Let’s bust some myths. Watch the video or read the table below to learn about some common misconceptions about harm reduction and the facts about what harm reduction really is.

Myth Fact
Harm-reduction is opposed to abstinence and therefore conflicts with traditional substance abuse treatment. Harm-reduction supports all options for safer and/or managed use, including abstinence. It supports people where they are, and with what their individual goals are.
Harm reduction encourages drug use. Harm reduction is neither for nor against drug use. It focuses on supporting efforts to reduce the harms created by drug use that affect the individual, their families, and communities.
Harm reduction takes money away from other programs. In Canada, the National Anti-Drug Strategy allocates the majority of the funds to enforcing current drug laws. Only 17% of those funds go towards any type of treatment and a fraction—less than 2%—goes towards harm reduction programs or services, despite the evidence that they work.
Making condoms, safer drug use equipment, and harm reduction information pamphlets available will undermine policies that state that students cannot have sex or use drugs on the premises. Making harm reduction equipment and information available shows that students’ health and well-being are valued and creates opportunities to have open and honest conversations about varying levels of risks associated with those practices. There is no evidence that making these tools available leads to an increase in the level of these activities on or off the premises.
If a person doesn't abstain from all substances, use will lead to renewed problems and possibly addiction. Different people have different relationships with different drugs. For some, the use of any substance can trigger intense drug use, while others find it possible to use some substances in moderation.
Abstinence-based models are the only way people will get well. Abstinence-only models are useful for some but not all individuals. Abstinence cannot always be reached right away. Not every person can stop or wants to stop using. Having abstinence as the only determinant of success can set people up for ongoing failure, increasing a sufferer’s sense of hopelessness and helplessness. Harm-reduction provides opportunities for small successes to lead to greater successes as well as practical and immediate solutions that can be used to decrease short and long-term consequences.

Harm Reduction Plan

A harm reduction plan is a way to decrease the negative side effects of substance use.
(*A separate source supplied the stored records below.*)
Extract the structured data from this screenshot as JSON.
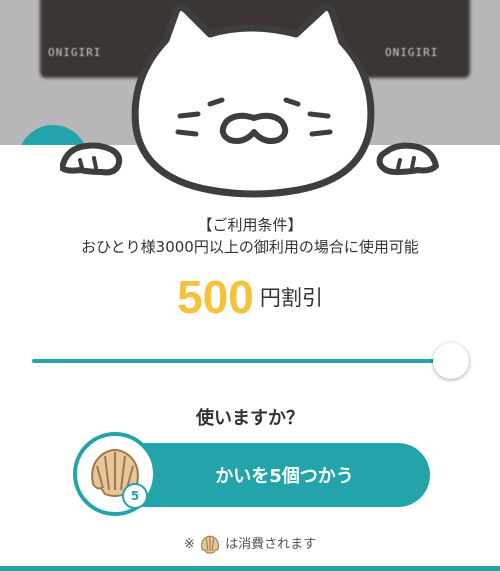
{
  "background": {
    "product_text_left": "ONIGIRI",
    "product_text_right": "ONIGIRI"
  },
  "coupon": {
    "condition_title": "【ご利用条件】",
    "condition_text": "おひとり様3000円以上の御利用の場合に使用可能",
    "discount_amount": "500",
    "discount_unit": "円割引",
    "slider_level": 1.0
  },
  "prompt": {
    "question": "使いますか？"
  },
  "action": {
    "use_button_label": "かいを5個つかう",
    "shell_count": "5"
  },
  "note": {
    "prefix": "※",
    "text": "は消費されます"
  },
  "colors": {
    "accent": "#23a4ab",
    "discount": "#f6c13b"
  },
  "icons": {
    "mascot": "cat-mascot-icon",
    "shell": "shell-icon"
  }
}
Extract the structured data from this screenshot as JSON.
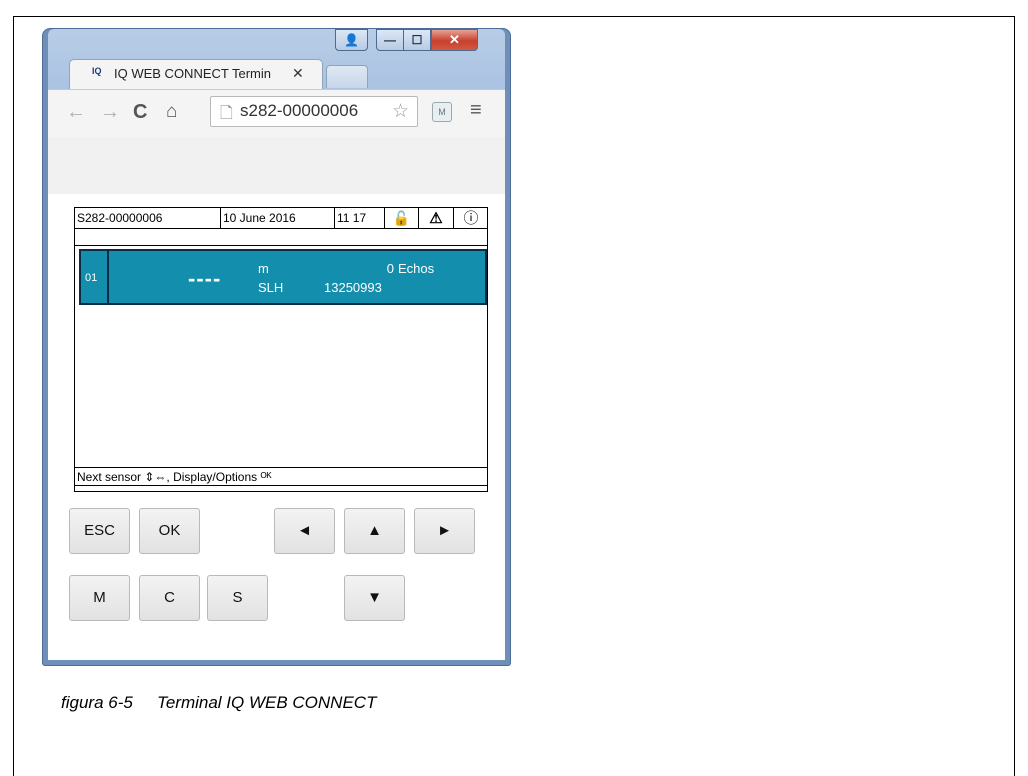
{
  "browser": {
    "tab_title": "IQ WEB CONNECT Termin",
    "favicon_text": "IQ",
    "url": "s282-00000006",
    "window_controls": [
      "user-icon",
      "minimize-icon",
      "maximize-icon",
      "close-icon"
    ]
  },
  "terminal": {
    "header": {
      "device_id": "S282-00000006",
      "date": "10 June 2016",
      "time": "11 17"
    },
    "sensor": {
      "number": "01",
      "value": "----",
      "unit_main": "m",
      "unit_sub": "SLH",
      "reading_main": "0",
      "reading_label": "Echos",
      "serial": "13250993"
    },
    "footer_text": "Next sensor ⇕⇔, Display/Options ᴼᴷ"
  },
  "keys": {
    "esc": "ESC",
    "ok": "OK",
    "left": "◄",
    "up": "▲",
    "right": "►",
    "m": "M",
    "c": "C",
    "s": "S",
    "down": "▼"
  },
  "caption": {
    "number": "figura 6-5",
    "title": "Terminal IQ WEB CONNECT"
  }
}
There are four main ways that the harms of substance use can be mitigated:

  • Substitute: use other, less harmful substances.
  • Delay: Space out your use, or put off use a little longer.
  • Decrease Risk/Use: Use smaller quantities, or use safer methods
  • Replace: Get the effects of the substance in other, healthier ways.
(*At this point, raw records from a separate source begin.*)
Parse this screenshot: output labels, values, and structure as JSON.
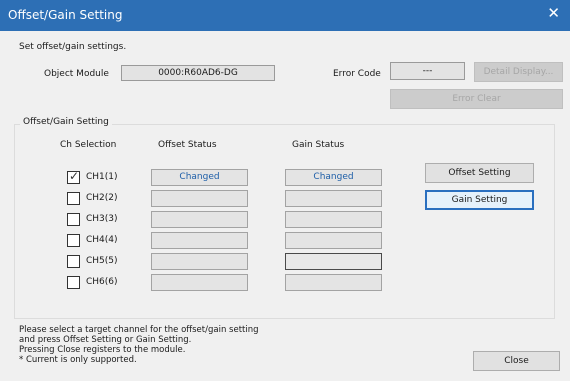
{
  "window": {
    "title": "Offset/Gain Setting"
  },
  "intro": "Set offset/gain settings.",
  "object_module": {
    "label": "Object Module",
    "value": "0000:R60AD6-DG"
  },
  "error_code": {
    "label": "Error Code",
    "value": "---"
  },
  "buttons": {
    "detail_display": "Detail Display...",
    "error_clear": "Error Clear",
    "offset_setting": "Offset Setting",
    "gain_setting": "Gain Setting",
    "close": "Close"
  },
  "group": {
    "title": "Offset/Gain Setting",
    "col_ch": "Ch Selection",
    "col_offset": "Offset Status",
    "col_gain": "Gain Status",
    "channels": [
      {
        "label": "CH1(1)",
        "checked": true,
        "offset": "Changed",
        "gain": "Changed"
      },
      {
        "label": "CH2(2)",
        "checked": false,
        "offset": "",
        "gain": ""
      },
      {
        "label": "CH3(3)",
        "checked": false,
        "offset": "",
        "gain": ""
      },
      {
        "label": "CH4(4)",
        "checked": false,
        "offset": "",
        "gain": ""
      },
      {
        "label": "CH5(5)",
        "checked": false,
        "offset": "",
        "gain": ""
      },
      {
        "label": "CH6(6)",
        "checked": false,
        "offset": "",
        "gain": ""
      }
    ]
  },
  "message": {
    "line1": "Please select a target channel for the offset/gain setting",
    "line2": "and press Offset Setting or Gain Setting.",
    "line3": "Pressing Close registers to the module.",
    "line4": "* Current is only supported."
  }
}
Example Harm Reduction Plan

Watch the video or read the text below for an example of how to create a harm reduction plan.

Creating a Harm Reduction Plan Video Transcript

Caffeine is the most widely used psychoactive substance in the world, but it can cause some negative side effects, such as being irritable, jittery, and unable to focus, as well as developing ‘gut-rot’, and struggling to sleep at night. If you are a heavy consumer of caffeine, you may know that if you wake up tomorrow and do not have any caffeine, you will have a very nasty headache and feel exhausted.

If you were experiencing side effects from caffeine that impacted your life, here are some ways you could try to decrease these side effects while continuing to use caffeine:

  • Substitute: Have decaf or switch to tea.
  • Delay: Space out caffeinated drinks or have a bottle of water in between.
  • Decrease Risk/Use: Use more dairy in your coffee, use a smaller cup, cut out the afternoon caffeine, learn deep-breathing techniques, and inform you colleagues you’re changing your caffeine use.
  • Replace: Drink more water, get better sleep, and increase exercise.